If I could be summed up in this little box, I wouldn't be worth your time.

Sunday, November 12, 2006

"There was a little boy," he began, "Who was very smart and very energetic, but was also very disobedient." I could already smell my Dad's handiwork in this parable. His friend Dan Draley, whom I admired a great deal, had offered to tell me a story. now, I expected something along the lines of the song he had sung earlier that night to entertain us children, a rousing ragtime number called, "Broccoli Brains." Evidently, Broccoli Brains was upset. Nobody would let him play baseball because he was a giant stalk of broccoli. To the surprise of none of us who were listening, when they did let Broccoli Brains play, he won the game for them.

But this story, of which I was to be the sole beneficiary, was shaping up a bit differently. To begin with, the boy was clearly intended to be me. In addition, there was no anthropomorphic vegetable, and the story was therefore boring. "The little boy never listened to his parents. He would just stare at them when they asked him to do something and do the exact opposite." Again, I recognized my own charming characteristics. "One day the little boy was running across the street without looking. 'Stop,' his father yelled, but it was no use. A truck came and smashed him into the concrete. So you see, Brandon, it is very important to listen to your parents. They know things that you don't know, and it could be a matter of life and death. Goodnight, now!" With this he shut the door and extinguished the light behind him.
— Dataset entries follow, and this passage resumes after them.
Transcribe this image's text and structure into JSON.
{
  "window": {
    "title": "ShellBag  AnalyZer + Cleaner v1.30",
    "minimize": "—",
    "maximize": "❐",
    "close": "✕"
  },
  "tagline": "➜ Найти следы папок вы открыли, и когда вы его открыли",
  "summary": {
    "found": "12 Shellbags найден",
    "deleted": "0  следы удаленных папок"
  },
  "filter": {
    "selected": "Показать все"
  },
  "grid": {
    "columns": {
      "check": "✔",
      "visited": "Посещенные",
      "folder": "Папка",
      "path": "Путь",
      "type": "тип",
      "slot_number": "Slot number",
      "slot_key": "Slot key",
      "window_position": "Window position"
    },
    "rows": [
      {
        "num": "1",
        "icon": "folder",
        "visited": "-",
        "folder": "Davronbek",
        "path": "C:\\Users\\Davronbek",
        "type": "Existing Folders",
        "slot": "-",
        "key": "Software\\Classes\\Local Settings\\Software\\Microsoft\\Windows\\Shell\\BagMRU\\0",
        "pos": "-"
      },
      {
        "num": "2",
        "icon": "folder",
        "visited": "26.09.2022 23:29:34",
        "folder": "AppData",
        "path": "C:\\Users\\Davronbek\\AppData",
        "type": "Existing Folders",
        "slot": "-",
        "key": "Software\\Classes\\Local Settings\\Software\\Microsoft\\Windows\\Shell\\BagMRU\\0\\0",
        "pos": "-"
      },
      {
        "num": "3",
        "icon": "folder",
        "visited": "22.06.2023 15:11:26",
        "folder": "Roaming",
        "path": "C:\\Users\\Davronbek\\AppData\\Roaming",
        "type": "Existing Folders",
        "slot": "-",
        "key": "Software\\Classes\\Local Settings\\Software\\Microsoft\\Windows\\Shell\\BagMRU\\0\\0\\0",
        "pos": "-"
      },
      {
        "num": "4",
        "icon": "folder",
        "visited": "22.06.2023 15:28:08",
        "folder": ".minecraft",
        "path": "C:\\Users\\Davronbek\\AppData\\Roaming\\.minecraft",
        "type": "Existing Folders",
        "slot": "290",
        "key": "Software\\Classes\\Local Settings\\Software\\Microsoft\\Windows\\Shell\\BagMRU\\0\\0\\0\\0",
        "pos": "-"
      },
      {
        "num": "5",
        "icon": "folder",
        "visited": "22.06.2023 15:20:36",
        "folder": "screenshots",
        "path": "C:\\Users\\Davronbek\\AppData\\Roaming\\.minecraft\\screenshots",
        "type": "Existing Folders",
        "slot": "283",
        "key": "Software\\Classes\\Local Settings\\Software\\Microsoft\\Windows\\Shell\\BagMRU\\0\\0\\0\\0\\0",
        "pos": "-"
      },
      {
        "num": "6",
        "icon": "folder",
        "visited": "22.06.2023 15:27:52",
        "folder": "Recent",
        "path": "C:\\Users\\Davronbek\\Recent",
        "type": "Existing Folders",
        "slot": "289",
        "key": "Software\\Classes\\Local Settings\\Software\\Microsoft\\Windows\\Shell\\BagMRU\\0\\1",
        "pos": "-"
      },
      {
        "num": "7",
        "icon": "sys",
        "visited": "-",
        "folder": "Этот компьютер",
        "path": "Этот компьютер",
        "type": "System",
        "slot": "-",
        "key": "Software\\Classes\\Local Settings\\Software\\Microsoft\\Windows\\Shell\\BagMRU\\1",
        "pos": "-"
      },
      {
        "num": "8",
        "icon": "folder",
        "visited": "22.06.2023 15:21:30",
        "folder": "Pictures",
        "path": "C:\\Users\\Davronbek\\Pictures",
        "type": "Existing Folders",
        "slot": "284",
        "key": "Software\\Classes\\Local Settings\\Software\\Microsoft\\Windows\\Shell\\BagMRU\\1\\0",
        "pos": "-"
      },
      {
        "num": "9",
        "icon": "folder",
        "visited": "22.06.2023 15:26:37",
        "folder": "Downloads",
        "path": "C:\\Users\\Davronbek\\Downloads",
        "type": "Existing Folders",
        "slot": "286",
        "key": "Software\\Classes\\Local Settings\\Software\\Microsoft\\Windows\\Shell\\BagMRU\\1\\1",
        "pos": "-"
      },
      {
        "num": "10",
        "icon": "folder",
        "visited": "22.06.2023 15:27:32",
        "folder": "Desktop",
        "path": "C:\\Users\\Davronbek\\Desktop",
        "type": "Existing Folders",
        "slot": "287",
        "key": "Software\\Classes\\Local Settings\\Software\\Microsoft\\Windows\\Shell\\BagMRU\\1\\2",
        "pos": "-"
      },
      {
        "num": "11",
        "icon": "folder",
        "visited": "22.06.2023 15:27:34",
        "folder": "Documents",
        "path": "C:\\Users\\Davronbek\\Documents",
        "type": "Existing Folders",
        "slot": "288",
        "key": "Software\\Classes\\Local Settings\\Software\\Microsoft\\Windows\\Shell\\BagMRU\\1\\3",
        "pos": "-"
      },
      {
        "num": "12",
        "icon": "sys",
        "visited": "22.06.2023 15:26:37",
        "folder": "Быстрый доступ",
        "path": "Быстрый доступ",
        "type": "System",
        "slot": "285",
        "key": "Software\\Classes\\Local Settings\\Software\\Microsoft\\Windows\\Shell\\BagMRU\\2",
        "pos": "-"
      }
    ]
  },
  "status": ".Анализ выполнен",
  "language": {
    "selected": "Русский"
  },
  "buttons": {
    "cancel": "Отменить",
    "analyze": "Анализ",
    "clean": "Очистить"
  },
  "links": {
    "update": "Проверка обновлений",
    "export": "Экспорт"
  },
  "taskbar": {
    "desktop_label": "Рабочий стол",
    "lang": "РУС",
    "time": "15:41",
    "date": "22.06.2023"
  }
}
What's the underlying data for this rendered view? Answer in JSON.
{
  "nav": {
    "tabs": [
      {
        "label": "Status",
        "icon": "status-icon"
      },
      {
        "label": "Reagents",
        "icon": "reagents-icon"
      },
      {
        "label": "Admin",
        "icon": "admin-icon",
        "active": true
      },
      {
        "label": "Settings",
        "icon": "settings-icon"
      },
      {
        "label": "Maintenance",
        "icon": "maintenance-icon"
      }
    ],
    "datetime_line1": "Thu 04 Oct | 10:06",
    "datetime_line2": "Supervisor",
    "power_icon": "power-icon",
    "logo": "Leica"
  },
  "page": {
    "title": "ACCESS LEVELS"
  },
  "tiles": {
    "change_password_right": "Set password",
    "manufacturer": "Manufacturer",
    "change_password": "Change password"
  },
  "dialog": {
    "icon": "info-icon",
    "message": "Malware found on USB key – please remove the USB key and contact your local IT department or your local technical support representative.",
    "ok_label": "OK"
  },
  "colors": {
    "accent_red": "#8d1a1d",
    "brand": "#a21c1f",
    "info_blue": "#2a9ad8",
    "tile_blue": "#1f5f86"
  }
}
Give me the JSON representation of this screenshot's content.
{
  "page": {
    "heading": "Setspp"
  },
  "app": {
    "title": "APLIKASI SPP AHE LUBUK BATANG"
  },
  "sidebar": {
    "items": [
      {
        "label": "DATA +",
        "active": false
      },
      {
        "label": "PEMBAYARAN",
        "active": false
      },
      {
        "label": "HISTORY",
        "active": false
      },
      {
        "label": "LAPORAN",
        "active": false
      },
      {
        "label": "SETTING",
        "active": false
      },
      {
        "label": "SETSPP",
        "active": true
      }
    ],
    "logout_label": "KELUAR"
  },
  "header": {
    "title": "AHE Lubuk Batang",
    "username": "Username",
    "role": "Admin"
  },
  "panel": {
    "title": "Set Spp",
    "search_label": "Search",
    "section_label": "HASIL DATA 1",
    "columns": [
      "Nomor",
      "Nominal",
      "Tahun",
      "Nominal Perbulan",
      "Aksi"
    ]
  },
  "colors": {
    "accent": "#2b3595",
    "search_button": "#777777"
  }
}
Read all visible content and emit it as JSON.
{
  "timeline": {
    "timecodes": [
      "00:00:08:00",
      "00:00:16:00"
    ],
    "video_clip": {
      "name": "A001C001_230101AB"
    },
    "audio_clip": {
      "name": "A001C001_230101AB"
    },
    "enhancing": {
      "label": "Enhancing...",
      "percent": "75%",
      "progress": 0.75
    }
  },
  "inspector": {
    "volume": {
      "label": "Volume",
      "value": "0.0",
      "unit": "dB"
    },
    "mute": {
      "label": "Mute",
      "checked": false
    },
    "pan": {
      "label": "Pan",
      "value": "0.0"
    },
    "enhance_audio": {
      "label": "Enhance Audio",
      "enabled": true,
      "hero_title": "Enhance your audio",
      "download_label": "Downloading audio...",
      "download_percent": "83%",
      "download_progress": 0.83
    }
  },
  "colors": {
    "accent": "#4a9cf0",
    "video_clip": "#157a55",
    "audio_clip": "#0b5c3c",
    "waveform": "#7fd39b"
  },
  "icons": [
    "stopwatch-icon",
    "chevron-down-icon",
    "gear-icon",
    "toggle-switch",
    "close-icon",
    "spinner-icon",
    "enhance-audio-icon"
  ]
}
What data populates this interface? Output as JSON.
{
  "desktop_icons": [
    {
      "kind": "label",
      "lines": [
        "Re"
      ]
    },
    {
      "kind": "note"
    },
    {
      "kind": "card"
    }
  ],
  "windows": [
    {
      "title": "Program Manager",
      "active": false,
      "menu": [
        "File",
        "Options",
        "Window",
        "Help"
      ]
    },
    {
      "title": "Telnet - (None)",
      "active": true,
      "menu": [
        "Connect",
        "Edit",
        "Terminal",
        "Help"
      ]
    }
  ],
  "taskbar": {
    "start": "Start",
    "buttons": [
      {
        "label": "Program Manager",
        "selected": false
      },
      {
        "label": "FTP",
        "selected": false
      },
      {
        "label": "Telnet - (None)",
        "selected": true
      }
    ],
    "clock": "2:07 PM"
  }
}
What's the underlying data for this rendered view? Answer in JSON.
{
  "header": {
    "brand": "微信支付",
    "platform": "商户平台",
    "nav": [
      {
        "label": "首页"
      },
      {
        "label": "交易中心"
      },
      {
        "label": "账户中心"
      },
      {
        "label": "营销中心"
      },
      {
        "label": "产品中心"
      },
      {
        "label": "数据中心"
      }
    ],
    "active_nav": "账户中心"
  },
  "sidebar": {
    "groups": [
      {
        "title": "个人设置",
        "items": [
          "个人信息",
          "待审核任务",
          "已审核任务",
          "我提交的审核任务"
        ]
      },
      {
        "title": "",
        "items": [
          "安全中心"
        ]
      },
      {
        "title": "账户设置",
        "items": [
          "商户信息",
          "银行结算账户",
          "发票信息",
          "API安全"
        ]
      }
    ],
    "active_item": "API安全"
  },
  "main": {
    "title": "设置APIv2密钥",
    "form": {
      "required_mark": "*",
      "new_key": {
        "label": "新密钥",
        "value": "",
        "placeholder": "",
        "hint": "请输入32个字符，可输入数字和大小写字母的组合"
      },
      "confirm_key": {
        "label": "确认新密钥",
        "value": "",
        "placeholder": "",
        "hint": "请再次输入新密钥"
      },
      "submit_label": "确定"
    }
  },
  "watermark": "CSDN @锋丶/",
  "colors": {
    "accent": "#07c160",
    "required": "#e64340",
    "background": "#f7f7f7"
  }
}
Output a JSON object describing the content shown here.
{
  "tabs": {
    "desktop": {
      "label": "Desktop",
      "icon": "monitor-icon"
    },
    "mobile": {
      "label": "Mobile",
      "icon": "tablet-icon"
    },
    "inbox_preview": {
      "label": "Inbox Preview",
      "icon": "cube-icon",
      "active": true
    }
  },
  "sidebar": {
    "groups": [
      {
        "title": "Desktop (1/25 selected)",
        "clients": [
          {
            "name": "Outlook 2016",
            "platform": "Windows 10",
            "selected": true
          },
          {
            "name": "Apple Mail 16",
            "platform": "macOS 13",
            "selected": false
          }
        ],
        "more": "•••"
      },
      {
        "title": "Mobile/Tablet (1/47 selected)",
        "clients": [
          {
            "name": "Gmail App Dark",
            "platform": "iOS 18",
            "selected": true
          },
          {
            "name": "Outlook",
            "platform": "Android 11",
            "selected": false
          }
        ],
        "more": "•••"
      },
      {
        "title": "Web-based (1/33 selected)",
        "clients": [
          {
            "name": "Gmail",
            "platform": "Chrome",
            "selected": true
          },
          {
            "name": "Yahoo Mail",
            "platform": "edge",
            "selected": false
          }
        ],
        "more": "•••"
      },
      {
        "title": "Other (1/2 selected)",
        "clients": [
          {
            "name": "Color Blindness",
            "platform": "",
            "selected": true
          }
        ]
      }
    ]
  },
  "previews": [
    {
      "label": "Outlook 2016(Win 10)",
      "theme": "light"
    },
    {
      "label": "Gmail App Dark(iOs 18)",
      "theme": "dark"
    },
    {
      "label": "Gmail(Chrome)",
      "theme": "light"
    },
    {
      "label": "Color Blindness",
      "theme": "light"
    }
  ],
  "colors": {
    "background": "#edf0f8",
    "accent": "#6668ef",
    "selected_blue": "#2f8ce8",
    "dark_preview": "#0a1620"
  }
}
I disagreed with his analysis, however. The moral Dan drew from the story was that children should always listen to their parents, but really the opposite was true. If the boy hadn't heard the Father, if he had just kept running, the truck would have missed entirely. Instead, when the Father yelled "Stop!", the boy did. In the path of the vehicle. Of course, this is not the meaning intended by the story, which may if fact have been apocryphal, but it is indicitave of two things about my religious upbringing.

Firstly, The Witnesses take only what they want to out of any given story. In the course of rereading the Bible, I am astonished by how many things which I assumed to be canonical were simply made up (Nimrod and the tower of Babel) and how many disturbing details were glossed over (Lot and incest, Noah and drunkeness, Abraham prostituting his fucking wife for personal gain). To be a Witness, a suspension of disbelief is necessary that makes me wonder how I ever did it.

Secondly, My parents ruled by fear. "You behave, or you'll be run over by a truck!" is an excellent summary of the messages my siblings and I recieved throughout childhood. Sadly, this message was erroneous and, in reality, did nothing to teach me how not to be run over by a truck, which is something that I would have done well to learn.